If you are the type of person who likes the challenge of quizzes like these, you are not alone. People from across the nation and around the world have discovered one of the newest and most addicting game sites on the web: Sporcle. Sporcle was created by Carnegie Mellon alumnus, Matt Ramme. Ramme graduated from the School of Computer Science in 1997. On the website, www.sporcle.com, Sporcle characterizes itself as a source for “mentally stimulating diversions.” The site currently contains over 3000 fast-paced games that challenge users to beat the clock and input answers to various quiz questions. The quizzes cover a wide array of captivating topics, including geography, history, movies, music, and trivia from popular culture.

Considering its popularity now, few would believe that Sporcle was not originally intended to go public.
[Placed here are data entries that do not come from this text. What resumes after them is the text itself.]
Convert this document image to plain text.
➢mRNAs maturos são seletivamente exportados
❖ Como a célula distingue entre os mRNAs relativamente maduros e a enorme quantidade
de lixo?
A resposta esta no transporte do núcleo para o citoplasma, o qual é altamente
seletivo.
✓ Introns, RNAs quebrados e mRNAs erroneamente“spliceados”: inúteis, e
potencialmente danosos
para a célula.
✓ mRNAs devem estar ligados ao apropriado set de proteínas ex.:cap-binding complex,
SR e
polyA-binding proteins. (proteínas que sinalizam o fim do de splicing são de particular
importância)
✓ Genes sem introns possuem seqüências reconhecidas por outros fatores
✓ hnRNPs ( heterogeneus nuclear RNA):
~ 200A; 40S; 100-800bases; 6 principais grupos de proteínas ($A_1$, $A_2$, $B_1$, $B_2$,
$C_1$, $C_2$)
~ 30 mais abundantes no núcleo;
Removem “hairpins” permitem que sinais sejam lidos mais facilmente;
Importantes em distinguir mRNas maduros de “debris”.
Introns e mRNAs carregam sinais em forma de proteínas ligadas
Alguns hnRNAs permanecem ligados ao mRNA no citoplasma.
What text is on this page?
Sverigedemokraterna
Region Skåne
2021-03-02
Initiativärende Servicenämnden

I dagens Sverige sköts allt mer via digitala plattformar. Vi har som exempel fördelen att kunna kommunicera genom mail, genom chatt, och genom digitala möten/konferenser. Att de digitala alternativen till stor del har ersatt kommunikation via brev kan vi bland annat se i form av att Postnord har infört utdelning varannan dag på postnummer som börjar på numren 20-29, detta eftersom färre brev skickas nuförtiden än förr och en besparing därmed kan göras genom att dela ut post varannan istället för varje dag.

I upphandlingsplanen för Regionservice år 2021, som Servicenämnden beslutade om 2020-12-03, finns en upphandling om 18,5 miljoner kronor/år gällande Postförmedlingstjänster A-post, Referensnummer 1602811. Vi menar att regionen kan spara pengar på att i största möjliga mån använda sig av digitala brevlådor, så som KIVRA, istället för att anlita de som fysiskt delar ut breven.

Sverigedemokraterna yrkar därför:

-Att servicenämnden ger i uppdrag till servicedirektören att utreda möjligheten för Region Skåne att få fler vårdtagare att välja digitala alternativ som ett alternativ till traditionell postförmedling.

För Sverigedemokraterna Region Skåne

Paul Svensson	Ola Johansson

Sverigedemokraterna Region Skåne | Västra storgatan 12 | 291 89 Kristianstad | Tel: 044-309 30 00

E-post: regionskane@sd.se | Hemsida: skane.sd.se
Instead, Ramme recalls “basically trying to create a tool for myself.” Fellow Carnegie Mellon School of Computer Science alumnus, best man in Ramme’s wedding, and current CEO of Sporcle, Ali Aydar, describes Matt and his wife as “avid crossword puzzle people.” Ramme wanted to expand his knowledge of trivia, and he noticed that there were several recurring crossword puzzle answers. So he began quizzing himself. When flash cards just weren’t cutting it, Ramme built a web program for himself, and the first Sporcle game was born, challenging players to master the U.S. state capitals. Sporcle made its public debut as Ramme began to post the games online. “Every time I put one up, it got played,” said Ramme.

In July 2007, Sporcle.com was featured with over 1500 “diggs” on the site digg.com. Aydar recalls, “After that, I was not surprised that [Sporcle] would go far!”

Since its original debut, Sporcle has been played over 235 million times. It has been highlighted in publications such as The Boston Globe and The Times of London. Sporcle has also made the headlines of countless other college and university newspapers. When asked what makes Sporcle so popular, Ramme claims: “It’s easy to use, easy to just jump in. [Sporcle] challenges you to want to do better next time.” He also sees his creation as a form of “accidental learning [and] entertainment.”

College students agree. First-year biological sciences major, Katie Siewert, discovered the game last semester when she saw her roommate playing it. “Sporcle is unlike other ways to procrastinate. It’s like a puzzle that exercises your brain,” she said. Sophomore computer science major Grace Nam agreed. “I feel a lot better about procrastinating on Sporcle than on Facebook. I don’t feel like I’m wasting as much time,” she said.

Senior chemical engineering major Andrew Passarotti is also a big fan of Sporcle. “Sporcle is a test to see how much useless trivia you know, although some of it turns out to be useful, like listing all of the presidents,” he said. Passarotti’s favorite Sporcle is the Pokémon quiz. “I’ve taken it multiple times to see if I can get better.”

Ramme takes his place among the Carnegie Mellon University graduates who have found success through innovation. Over the past three years, Ramme has become convinced that “if you can solve a problem you have for yourself, others will share the same problems and will benefit from your solutions.” Ramme advised Carnegie Mellon students to “do something you like.… instead of searching for ‘the great answer,’ search for answers for yourself.”

Both Ramme and Aydar are excited that Sporcle has found a niche on the Carnegie Mellon campus. They have revealed that there are several new site features to look forward to in the future.